Trump’s surprise announcement sent shockwaves through global financial markets and wiped out the Dollar’s recent rally against the Yen, which surged to a five-week high versus the former at 106.86 and a two-and-a-half-year peak against the Pound overnight at 129.35.

This latest development in the tit-for-tat between the world’s two largest economies threatens to bring further volatility in stocks and bond yields, and subsequently the greenback and commodity-based currencies that trade with China, such as Australia.

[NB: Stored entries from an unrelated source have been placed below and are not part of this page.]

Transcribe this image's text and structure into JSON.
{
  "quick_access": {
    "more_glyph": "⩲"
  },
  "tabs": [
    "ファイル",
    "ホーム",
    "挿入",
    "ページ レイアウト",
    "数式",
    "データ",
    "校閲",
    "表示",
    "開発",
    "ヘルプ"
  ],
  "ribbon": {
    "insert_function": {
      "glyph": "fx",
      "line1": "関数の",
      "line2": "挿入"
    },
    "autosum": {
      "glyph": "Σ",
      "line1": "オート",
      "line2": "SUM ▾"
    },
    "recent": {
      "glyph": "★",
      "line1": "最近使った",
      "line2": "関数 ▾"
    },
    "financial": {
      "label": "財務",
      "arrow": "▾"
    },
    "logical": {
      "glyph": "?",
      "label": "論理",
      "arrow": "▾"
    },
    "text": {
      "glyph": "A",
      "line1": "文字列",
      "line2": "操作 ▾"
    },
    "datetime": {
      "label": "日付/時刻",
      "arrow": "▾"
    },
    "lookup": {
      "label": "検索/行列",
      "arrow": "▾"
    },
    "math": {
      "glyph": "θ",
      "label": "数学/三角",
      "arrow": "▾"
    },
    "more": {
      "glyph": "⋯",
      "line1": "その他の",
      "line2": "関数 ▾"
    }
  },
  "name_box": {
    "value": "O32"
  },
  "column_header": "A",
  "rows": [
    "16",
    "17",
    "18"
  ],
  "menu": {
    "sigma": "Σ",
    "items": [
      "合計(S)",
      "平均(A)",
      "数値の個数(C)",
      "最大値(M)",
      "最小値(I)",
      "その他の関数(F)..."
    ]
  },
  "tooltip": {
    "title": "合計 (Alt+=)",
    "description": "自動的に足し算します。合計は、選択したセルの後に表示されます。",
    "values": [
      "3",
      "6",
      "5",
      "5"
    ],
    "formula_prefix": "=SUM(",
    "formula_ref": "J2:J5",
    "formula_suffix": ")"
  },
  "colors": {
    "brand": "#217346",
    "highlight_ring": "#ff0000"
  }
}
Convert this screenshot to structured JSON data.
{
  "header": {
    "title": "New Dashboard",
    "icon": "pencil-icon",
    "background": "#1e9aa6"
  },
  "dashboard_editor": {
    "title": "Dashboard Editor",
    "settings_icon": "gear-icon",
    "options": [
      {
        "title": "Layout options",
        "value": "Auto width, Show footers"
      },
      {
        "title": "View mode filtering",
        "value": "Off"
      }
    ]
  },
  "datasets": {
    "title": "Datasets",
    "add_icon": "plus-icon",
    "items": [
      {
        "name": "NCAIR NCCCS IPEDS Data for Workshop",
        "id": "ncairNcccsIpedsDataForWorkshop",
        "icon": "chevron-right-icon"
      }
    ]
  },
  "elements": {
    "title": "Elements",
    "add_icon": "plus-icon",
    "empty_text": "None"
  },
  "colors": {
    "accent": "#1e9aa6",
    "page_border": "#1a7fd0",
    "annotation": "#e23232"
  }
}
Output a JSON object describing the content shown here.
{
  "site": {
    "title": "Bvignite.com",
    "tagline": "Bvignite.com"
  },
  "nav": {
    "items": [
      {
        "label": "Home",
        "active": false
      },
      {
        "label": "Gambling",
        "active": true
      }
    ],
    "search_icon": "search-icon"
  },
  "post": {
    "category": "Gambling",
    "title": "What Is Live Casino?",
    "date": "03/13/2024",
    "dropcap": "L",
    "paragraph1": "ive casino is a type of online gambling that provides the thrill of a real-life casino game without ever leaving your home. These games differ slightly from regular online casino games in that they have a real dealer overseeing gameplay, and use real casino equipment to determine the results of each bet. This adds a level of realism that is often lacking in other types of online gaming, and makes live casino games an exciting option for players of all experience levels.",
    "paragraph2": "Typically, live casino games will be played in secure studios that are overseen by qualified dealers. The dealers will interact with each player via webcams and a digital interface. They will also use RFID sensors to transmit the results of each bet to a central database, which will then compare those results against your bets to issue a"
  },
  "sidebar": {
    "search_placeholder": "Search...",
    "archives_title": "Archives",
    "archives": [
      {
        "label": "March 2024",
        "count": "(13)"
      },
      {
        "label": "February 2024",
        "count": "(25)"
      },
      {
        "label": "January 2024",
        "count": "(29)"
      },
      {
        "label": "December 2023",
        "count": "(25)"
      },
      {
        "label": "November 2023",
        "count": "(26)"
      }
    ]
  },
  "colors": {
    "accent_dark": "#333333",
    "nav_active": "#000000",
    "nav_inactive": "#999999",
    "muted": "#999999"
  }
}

Fed fund futures are forecasting a further US interest rate cut in September at an increased 81.9 per cent as it is becoming more likely that the Fed will have to take more action to ease pressure on the domestic economy.

Today, the US will release the latest non-farm payroll data. It is expected that 164,000 new jobs were created in July – a sharp drop from the previous reading of 224,000. This tier-one data is usually scrutinised as a leading indicator of economic health. However, given the current picture outside of fundamental data, today’s release could become another non-event. The release is due out at 13:30 (GMT) along with the unemployment and average earning data. UK construction Purchasing Manger’s Index (PMI) will kick off the day at 09:30.